During the Christmas week, GP consultations for the condition spiked, with 289 recorded per 100,000 inhabitants, compared to 177 the week before - according to national GP network Sentinelles.

Gastroenteritis can cause symptoms such as diarrhea, nausea, stomach pain, vomiting, dehydration, and general fatigue. It usually passes within 48 hours. It is not usually dangerous, except for the very young or elderly, or those with compromised immune systems.

It can be prevented by handwashing, not getting too close to others, and general good hygiene habits such as only drinking from your own water glass. Eating bland-but-filling foods - or those with high fibre content - such as apples, pasta, rice and potatoes can also help.

Bronchiolitis and ‘flu are also on the rise, with residents also warned to be alert to their spread too.

‘Flu in “pre-epidemic” state

Santé Publique France has said that six regions of the 13 on mainland France are in a stage of “pre-epidemic” for ‘flu: Bourgogne-Franche-Comté, Brittany, Ile-de-France, Occitanie, Pays de la Loire, and Provence-Alpes-Côte d’Azur.

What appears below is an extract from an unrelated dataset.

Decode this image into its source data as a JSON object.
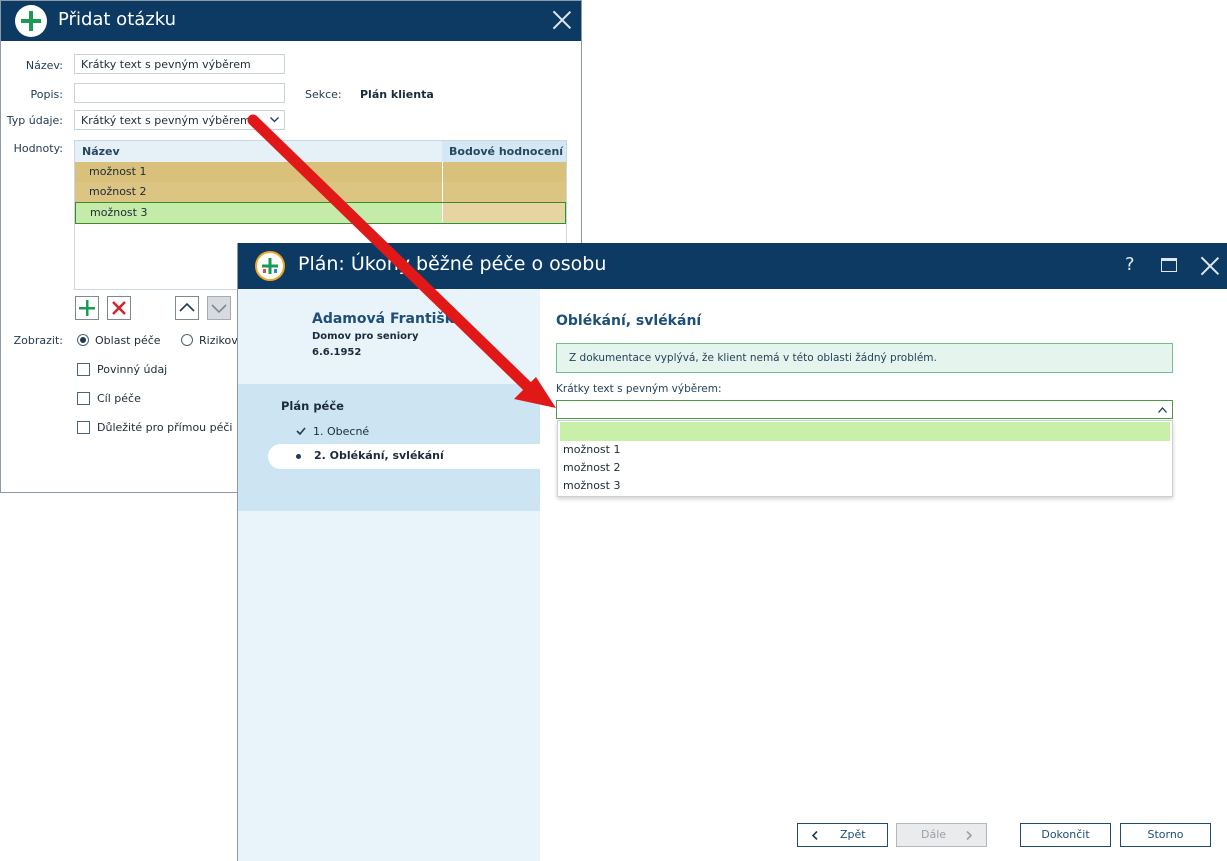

‘Flu has not spread much this year compared to last year, with just 51 doctor consultations per 100,000 inhabitants reported over the Christmas week. Yet, worse is predicted, as in 2019, the ‘flu season reached its peak in mid-February.

Symptoms include a high fever, severe aches and pains, a dry cough, sore throat, headache, nausea, vomiting, diarrhea, exhaustion, and difficulty sleeping.

While most people recover within one or two weeks, the condition can be very serious for vulnerable people: at the height of a two-week “epidemic” phase in 2019, more than 8,100 people died from the illness.

 

Bronchiolitis on the rise across France

Bronchiolitis is a highly-contagious infection of the smallest lung airways (the bronchioles), which can affect children aged two and under. It is spread by coughs and sneezes. Symptoms include a dry cough, fast or noisy breathing, difficulty feeding, and a fever.

It will usually pass within two to three weeks, but some cases are more serious and need hospital attention. According to public health agency Santé Publique France, the condition was linked to more than 5,000 emergency hospital admissions in the week of December 23 - a 10% rise compared to the week before.

The condition is at epidemic proportions across most urban areas of the country, with 35% of children seen in hospital being admitted, of which 93% were babies aged one or under.

Home doctor service SOS Médecins said that they had seen 797 related calls in the same week, a week-on-week rise of 15%.